There are just a couple of other issues to note. Some sounds lose a little by way of level as you move up towards the higher notes. And it's a bit fiddly having to bend down to change patches. But again, you can't have everything from such a compact pedal, and Boss offer more full-featured devices if that's what you want.
As with the SY-300, some of the sounds stand up to detailed scrutiny better than others, with the more straight-ahead analogue synth sounds coming off best, but once layered with guitar or played in the context of a live band most are very believable — and even where they don't quite manage that they are at the very least as musically valid.

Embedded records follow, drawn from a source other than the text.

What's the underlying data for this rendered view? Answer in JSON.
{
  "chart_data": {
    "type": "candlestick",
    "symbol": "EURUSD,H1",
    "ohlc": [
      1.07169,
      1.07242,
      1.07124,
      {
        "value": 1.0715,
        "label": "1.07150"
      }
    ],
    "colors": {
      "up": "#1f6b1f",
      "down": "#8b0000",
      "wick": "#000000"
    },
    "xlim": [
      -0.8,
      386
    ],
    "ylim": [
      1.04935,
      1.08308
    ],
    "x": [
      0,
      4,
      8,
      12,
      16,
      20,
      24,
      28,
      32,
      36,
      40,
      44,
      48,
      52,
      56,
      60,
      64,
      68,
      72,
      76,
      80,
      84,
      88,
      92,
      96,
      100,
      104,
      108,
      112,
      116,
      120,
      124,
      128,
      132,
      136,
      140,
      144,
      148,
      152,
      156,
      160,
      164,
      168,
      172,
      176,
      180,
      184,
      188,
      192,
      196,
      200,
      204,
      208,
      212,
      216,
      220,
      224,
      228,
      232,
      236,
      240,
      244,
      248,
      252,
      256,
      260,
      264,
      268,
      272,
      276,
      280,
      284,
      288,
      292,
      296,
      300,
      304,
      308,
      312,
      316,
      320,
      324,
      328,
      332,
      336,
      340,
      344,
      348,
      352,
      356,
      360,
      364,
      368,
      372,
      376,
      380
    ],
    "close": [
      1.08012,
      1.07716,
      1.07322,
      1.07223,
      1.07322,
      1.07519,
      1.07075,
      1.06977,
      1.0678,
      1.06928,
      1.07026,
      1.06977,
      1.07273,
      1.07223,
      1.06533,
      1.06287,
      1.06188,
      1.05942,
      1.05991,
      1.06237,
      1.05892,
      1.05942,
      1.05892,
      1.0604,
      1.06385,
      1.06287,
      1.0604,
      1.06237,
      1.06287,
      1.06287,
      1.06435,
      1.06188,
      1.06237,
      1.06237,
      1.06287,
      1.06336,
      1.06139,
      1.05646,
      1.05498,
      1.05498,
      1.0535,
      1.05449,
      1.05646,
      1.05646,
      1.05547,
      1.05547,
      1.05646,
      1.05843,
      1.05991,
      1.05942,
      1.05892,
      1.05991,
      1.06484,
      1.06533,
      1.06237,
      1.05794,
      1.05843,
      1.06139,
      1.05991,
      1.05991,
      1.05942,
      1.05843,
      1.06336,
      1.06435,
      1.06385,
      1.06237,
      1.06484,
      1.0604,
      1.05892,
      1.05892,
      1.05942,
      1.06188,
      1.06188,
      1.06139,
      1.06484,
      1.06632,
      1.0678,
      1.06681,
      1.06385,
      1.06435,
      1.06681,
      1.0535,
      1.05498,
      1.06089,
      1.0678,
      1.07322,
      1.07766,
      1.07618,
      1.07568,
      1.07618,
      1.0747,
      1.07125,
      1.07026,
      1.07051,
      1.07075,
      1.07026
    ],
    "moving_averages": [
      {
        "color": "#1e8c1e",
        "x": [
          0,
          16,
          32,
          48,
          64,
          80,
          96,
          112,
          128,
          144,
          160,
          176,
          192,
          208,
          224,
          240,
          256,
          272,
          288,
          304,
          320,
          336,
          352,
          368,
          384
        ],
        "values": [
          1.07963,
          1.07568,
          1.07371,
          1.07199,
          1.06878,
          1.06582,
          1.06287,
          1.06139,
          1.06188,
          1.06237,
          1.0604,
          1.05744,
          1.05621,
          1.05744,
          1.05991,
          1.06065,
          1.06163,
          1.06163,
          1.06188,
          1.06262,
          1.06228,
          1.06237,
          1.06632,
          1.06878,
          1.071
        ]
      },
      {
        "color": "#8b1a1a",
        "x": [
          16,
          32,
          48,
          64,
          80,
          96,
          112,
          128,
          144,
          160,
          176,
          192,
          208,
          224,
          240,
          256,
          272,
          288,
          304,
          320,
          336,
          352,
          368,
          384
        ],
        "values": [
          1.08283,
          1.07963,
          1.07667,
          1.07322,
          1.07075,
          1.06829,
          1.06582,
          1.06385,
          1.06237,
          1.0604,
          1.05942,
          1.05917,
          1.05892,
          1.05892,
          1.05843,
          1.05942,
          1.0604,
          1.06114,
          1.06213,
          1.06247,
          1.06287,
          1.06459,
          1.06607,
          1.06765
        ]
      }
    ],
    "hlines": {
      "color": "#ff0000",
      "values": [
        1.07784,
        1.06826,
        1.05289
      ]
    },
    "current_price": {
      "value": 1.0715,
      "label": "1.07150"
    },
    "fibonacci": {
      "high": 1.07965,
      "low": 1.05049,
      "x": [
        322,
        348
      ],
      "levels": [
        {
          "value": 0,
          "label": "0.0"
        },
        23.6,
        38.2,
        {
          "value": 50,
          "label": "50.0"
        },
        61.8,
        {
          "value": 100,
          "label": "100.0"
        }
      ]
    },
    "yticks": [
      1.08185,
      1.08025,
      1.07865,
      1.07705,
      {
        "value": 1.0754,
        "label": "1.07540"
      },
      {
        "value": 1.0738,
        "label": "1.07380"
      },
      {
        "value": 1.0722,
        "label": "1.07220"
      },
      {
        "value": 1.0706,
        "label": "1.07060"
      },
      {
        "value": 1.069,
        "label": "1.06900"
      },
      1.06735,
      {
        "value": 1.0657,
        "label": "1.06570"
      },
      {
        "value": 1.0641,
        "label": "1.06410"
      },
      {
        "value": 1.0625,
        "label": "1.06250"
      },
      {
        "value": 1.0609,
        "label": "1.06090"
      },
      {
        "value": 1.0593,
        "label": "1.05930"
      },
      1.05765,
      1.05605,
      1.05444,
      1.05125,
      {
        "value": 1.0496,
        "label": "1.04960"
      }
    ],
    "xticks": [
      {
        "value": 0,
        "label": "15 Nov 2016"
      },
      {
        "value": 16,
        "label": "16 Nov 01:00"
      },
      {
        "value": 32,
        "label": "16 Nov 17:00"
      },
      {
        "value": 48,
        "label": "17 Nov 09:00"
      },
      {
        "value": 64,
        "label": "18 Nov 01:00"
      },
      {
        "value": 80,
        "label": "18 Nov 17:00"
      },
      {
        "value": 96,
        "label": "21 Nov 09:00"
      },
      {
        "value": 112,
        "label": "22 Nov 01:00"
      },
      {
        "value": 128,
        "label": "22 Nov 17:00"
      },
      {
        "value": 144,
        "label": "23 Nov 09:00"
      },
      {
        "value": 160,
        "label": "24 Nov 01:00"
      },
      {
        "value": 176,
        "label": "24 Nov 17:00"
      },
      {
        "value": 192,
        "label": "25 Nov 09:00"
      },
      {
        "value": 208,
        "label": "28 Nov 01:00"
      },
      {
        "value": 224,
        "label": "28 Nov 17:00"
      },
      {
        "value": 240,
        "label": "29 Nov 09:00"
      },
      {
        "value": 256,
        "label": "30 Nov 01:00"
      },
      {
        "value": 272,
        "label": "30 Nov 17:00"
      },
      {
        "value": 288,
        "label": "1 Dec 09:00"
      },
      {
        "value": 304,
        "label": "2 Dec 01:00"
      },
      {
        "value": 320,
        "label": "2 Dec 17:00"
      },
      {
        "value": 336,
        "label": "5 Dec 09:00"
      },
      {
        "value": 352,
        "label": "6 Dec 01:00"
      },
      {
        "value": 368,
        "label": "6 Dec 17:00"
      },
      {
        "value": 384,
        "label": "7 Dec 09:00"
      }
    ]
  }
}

Also impressive, given the compact format of this pedal, is the wide choice of sounds. And although there are very few controls, they are quite wide-ranging and allow you to modify them to a useful extent. The Seq section in particular is great fun, and this could easily provide the inspiration for a new composition or two. And if you use the Hold feature while playing, the arpeggio continues to cycle while you play guitar over the top of it, which expands the possibilities still further. That Hold feature is also great for holding pad sounds while you play over them — it's the sort of thing that would be perfect for Floyd covers if your line-up lacked keyboards.
In summary, then, given the affordability and compact nature of this pedal, I'm struggling to think of any reason why you shouldn't add one to your pedalboard.
The closest alternative is the EHX Synth 9 pedal, which has nine synth sounds that can be modified to a limited degree. Also check out Boss's slightly larger pedal, the SY‑300.
- Very easy to use.
- Covers a wide range of analogue synth-style sounds.
- Useful arpeggio function.
- Hold function works brilliantly.
- Some patches lose level as you move towards higher notes.
- Some artifacts audible on some patches.
- You have to bend down to change patches!
While not all the patches sound perfect in isolation, all sit well behind a guitar part, and given the compactness and convenience of the SY‑1 it provides a very practical means to add synth sounds to any pedalboard setup.